Vaccination Efforts Accelerate for Seafarers
Efforts to provide COVID-19 vaccinations for seafarers are continuing to accelerate while the unions continue to call for efforts to make the vaccines more widely available. Developed nations around the globe are responding to the calls to make the vaccine more widely available to include crew members from all countries and some efforts are even going on to the ships to administer the vaccine.
In the United States, where the vaccines have reached wide availability, an increasing number of health organizations and port authorities are working with maritime organizations including the International Transport Workers’ Federation to inoculate crews while their ships are in ports. Major shipping companies are participating in these efforts, including Shipping Watch reports that crew from Maersk vessels have been inoculated in the United States. The cruise industry, which plans to require universal inoculations or its crew, has also been part of the U.S. program. Port Canaveral, PortMiami, and the Port of Galveston were among the first to participate in vaccination programs for the cruise ship crews. Yesterday, May 20, the crew of Holland America Line’s Koningsdam began to receive vaccinations at the Port of San Diego in California.
Crew from Holland America Line's ship were vaccinated in San Diego (Holland America Line)
V.Group which providing manning for a broad range of ships also announced that it was rolling out a global vaccination program. Recently, 13 Indian seafarers working aboard a Falcon Maritime vessel, the Cabrera, were able to receive vaccinations at Port Everglades, Florida as part of the company’s program. Hey were also the first crew from V.Ships to receive their vaccine onboard their ship.
‘’We are grateful to the USA and in particular to the Port Everglades Authorities, for identifying the necessity for seafarers to be vaccinated,’’ said Franck Kayser, Dania Ship Management Managing Director. V.Group has not made vaccinations mandatory for its crews but is recommending that all personnel onboard or onshore follow the guidance of their respective governments and get vaccinated against COVID-19 as soon as the vaccine is available.

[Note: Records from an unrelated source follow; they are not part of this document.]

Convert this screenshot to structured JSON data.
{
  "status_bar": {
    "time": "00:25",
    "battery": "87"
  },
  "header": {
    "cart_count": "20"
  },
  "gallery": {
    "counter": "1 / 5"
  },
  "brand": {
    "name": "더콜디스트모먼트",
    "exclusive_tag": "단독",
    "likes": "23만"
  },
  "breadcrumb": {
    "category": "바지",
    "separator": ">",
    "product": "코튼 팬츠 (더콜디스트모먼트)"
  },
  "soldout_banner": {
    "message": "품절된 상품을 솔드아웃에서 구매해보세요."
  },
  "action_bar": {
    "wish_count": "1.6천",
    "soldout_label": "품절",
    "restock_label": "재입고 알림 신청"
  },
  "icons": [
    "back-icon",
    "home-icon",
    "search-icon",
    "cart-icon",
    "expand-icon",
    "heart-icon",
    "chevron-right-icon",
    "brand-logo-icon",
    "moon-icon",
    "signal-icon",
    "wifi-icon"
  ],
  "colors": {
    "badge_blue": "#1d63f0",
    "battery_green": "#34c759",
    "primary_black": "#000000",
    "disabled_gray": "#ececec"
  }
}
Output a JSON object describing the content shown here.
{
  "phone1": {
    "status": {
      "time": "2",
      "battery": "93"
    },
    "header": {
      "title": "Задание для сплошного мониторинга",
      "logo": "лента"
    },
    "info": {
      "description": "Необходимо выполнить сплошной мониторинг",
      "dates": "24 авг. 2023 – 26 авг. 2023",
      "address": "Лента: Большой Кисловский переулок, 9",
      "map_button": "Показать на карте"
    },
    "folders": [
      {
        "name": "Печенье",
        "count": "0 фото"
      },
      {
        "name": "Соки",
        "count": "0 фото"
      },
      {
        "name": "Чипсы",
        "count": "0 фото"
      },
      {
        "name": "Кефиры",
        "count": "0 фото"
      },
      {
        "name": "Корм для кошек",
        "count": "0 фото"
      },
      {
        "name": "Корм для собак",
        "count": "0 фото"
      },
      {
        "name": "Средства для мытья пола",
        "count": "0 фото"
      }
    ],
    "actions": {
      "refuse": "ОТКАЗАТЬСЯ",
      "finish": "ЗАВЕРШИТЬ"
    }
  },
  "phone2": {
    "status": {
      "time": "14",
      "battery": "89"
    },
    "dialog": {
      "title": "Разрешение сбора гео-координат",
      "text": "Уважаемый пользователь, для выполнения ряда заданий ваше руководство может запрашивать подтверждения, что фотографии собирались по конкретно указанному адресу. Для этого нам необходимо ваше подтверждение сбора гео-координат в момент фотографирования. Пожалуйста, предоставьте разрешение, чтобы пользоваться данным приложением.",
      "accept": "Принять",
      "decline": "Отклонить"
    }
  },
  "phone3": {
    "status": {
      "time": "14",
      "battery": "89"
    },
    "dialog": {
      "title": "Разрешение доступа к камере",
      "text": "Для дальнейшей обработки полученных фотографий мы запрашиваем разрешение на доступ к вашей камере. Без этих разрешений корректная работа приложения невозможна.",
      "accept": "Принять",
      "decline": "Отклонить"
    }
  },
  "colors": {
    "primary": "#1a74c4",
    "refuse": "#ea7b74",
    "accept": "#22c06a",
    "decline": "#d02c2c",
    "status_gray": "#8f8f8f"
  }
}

The ITF is also reporting that it has been able to arrange for crews to receive vaccinations. Among the ports where this has been happening are Newport News, Virginia, Savannah and Brunswick, Georgia, Oakland and Long Beach, California, and Houston, Texas. Vaccinations are being offered to seafarers at the Port of Oakland weekly while the Medical University of South Carolina has donated 500 Johnson & Johnson’s Jansen vaccines for the program beginning May 24 in Charleston.
Australia has also begun a limited program to vaccinate crews on vessels operating from its Port Botany seafarers in New South Wales. Starting in June, the Netherlands also plans to begin a program to vaccinate all the seafarers working on Dutch-owned or managed ships. The labor group Nautilus also recently called for the United Kingdom to become an international seafarer vaccination hub.
Crew at the terminal in Houston for vaccinations (ITF photo)
Despite the initial successes, the ITF is saying that the shipping industry remains in danger because of the lack of availability of the vaccine in many parts of the world and limitations requiring seafarers to get the vaccine only when they reach their home countries. The union is calling on world leaders to endorse universal access to Covid-19 vaccines.
“If the wealthy countries do not support patent waivers at the 8 June TRIPS Council meeting, then not only will more seafarers’ lives be lost – we will also miss our opportunity to be rid of the crew change crisis and the daily risk it places on essential supply chains,” said International Transport Workers’ Federation (ITF) Seafarers’ Section chair David Heindel.
They point to the COVID crisis sweeping India and the resulting travel restrictions that many countries placed on seafarers from India or who had been in the Indian region. “We are on the precipice of a third wave of the crew change crisis,” warned Heindel. “Now is the time for generosity and action from every kind of government.” The ITF believes that the crew change crisis can be brought to a close by the leading nations ensuring universal access to COVID-19 vaccines for seafarers.